I don’t. It makes complete sense. And that’s big money when it comes to establishing the annual COLA increase.
JackWebb
JackWebb
3 years ago
Reply to  worleyeoe
I truly don’t know enough to agree or disagree. It’s not something I’ve looked at in detail. Off the top of my head (that’s all it is, i.e. a guess), I think it’d be problematic to use home selling prices directly. For starters, there’s nothing like the same turnover in houses as there is in just about everything else people buy. If house prices go up, it’s on the margin and it doesn’t change the price of houses not bought or sold in any given period, which is the overwhelming majority. And there’s the comparability issue; other goods and services are far more standardized, so price changes are easier to track and apply an inflation factor.

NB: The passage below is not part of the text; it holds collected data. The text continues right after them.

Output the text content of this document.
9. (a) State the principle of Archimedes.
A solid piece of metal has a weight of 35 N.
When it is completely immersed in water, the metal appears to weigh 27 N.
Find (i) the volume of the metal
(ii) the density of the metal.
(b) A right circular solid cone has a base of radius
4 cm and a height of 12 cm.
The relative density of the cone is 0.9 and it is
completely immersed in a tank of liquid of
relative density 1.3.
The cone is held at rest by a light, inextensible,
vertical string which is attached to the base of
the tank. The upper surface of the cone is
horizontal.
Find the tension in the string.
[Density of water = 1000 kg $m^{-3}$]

But what I just wrote are hypotheses that I have to test if I decide to jump into the pool. One thing seems pretty clear, and that’s that there’s a major disconnect at play between the margin and the rest. I think rents are easier to track directly because turnover is higher. Rents adjust every year, and apartments are more standardized than houses. You can see that there are genuine conceptual issues here. It could well be that the earlier housing component overstated inflation. Again: I’m not saying that it did, but only that it’s not a simple issue like, say, gasoline or food at the grocery store.

Passenger vehicle prices might present a challenge too, given that the average holding period for a vehicle is even longer than it is for a house, and yearly sales (the margin) is dwarfed by the rolling stock bought in the past. That said, vehicles are a far more standard item and easier to analyze directly.